I got a sort of disturbing letter yesterday. We had to do a health screen for this new program where I work and the letter contained the results. Apparently I have high blood pressure. Hypertension as them medical type folks would call it. It feels strange because I have always regarded myself as being fairly active and healthy.
But the letter has the results there in black and white. It's the upper number of my pressure reading that is the big problem. It's 140 and that is exactly where the High Risk category begins. Everything else on the screen looked pretty much ok. The report said I could stand to lose some weight, my blood sugar was on the upper side of normal, but my cholesterol count is unbelievably low. I have always had super low cholesterol counts. It's in my genes, as is the high blood pressure I am finding out about. My mom has been on high blood pressure medication for a long time now. She was diagnosed at an early age and manages it fine with her meds.
Naturally after receiving my report, I went to WebM.D. which is where I love to go to scare myself with all the possible things that could be going wrong with me. On WebM.D. they have this thing where you can give your symptom (a paper cut for example) and they return with the list of possible maladies (usually something severe like brain cancer). So I looked anyway and found out that I am at the lowest end of Stage 1 Hypertension. (There is a Stage 2 by the way that I hope I never need to look up.)

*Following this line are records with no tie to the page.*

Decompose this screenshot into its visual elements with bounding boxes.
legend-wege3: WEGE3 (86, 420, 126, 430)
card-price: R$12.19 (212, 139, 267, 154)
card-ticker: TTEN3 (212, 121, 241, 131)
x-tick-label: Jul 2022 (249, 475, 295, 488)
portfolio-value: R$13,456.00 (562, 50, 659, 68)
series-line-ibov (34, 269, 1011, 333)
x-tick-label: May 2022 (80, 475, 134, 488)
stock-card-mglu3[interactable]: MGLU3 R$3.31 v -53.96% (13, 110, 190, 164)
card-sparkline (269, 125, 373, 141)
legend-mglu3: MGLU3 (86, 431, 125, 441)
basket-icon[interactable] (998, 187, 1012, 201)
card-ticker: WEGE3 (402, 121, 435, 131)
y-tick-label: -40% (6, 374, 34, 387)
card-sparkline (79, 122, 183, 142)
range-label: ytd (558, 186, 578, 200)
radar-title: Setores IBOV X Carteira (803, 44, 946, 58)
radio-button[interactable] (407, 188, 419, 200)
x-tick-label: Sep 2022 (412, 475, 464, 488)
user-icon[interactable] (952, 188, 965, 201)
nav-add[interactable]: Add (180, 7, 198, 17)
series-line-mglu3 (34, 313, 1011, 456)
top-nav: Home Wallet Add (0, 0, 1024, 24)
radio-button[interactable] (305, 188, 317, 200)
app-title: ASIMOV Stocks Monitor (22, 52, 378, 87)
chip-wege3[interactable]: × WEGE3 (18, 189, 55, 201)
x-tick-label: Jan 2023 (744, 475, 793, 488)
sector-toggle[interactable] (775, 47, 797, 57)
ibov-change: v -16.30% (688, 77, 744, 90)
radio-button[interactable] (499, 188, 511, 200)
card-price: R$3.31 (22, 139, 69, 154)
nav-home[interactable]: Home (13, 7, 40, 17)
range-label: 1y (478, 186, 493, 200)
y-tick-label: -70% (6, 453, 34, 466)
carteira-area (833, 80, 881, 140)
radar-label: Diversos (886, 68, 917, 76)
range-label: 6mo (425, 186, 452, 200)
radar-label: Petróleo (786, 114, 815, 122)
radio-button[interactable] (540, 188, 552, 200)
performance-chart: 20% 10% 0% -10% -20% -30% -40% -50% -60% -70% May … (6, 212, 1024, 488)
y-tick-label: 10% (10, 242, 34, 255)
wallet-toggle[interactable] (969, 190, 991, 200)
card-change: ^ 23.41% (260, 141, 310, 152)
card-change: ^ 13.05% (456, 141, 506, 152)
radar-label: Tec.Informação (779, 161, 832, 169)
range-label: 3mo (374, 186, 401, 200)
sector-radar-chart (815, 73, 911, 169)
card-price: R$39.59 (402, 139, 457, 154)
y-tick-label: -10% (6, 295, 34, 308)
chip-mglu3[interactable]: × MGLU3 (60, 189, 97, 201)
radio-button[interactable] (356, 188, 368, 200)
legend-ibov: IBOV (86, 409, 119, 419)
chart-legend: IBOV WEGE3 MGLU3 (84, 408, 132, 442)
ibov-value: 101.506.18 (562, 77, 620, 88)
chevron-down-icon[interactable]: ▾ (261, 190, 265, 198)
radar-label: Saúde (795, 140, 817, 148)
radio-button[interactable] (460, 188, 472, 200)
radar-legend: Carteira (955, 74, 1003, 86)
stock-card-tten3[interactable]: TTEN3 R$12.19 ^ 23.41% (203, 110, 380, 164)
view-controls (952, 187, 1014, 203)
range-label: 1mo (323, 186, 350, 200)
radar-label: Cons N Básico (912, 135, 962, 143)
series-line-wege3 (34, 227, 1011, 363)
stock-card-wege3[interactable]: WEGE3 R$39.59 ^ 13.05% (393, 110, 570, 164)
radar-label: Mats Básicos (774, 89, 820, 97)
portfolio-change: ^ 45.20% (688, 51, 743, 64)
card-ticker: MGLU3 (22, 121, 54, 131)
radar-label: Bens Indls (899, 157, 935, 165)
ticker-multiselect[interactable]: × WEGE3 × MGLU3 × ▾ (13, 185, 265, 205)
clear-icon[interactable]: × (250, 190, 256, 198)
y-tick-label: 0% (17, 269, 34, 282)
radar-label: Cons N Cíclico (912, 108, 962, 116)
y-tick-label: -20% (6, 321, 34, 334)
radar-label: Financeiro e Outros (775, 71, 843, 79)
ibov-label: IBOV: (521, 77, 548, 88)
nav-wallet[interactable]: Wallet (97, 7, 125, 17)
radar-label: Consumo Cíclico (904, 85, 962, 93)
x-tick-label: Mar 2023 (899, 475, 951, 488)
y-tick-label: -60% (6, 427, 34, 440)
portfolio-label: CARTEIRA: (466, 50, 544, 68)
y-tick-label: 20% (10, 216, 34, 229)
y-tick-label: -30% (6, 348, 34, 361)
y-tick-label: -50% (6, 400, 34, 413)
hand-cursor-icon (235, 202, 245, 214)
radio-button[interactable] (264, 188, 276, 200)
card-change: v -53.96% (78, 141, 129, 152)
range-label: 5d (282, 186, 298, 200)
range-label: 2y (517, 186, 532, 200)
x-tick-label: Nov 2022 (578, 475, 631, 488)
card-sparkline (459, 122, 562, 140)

So just before dinner, I read all about Stage 1 Hypertension which made it seem like I am going to die tomorrow from it. Needless to say, Daleen said I seemed a little depressed over dinner. She asked if I wanted to talk about it and I just sulked and murmured, "no" while I sat and wondered if I was going to get a casket or be cremated. I have said in the past I wanted to be cremated and had even told Daleen the list of places to scatter me: Powhatan, South Africa, White Mountains of New Hampshire, Blue Ridge Mountains in VA, and at the beach at First Landing State Park (also in VA.)
Later I did some more research and found that I really am not going to die anytime soon from this, but if I let it go, it can cause me some serious problems. Luckily, the most common treatments are.... ta-da! losing weight, exercise and eating healthy! And it just so happens that those are three things I have really been wanting to do but just haven't gotten around to it yet. Well, now I suppose I have a good reason not to procrastinate any further.
So here is my plan. I'm making an appointment to go see my doctor and get her opinion on this. Since I am not completely rotund and I am fairly active, she may decide that losing weight and exercising more may not be enough to overcome my family history and go ahead and put me on meds. I hope to not have to do this and really want to give this healthy eating, losing weight, exercise thing a whirl. For some strange reason I am now feeling particularly motivated to the point that killing myself on a treadmill, tofu, and soy milk are starting to look really good.
I'm not as bummed out now as I was earlier. I think I can beat this and get my numbers down to normal. Luckily, the side effects of this will be: I'll need thinner clothes, I'll probably feel better, I'll improve on my time in the next Ukrop's 10K race, and I'll save money by not buying those ultra-tasty honey buns from the vending machine at my office (I will miss those a lot). As for those of you who belong to the same gym as me, I reckon we'll be seeing a lot more of each other. When you see me, don't forget to cheer me on; and when I ask if you've had your blood pressure checked recently, the correct answer should be "yes".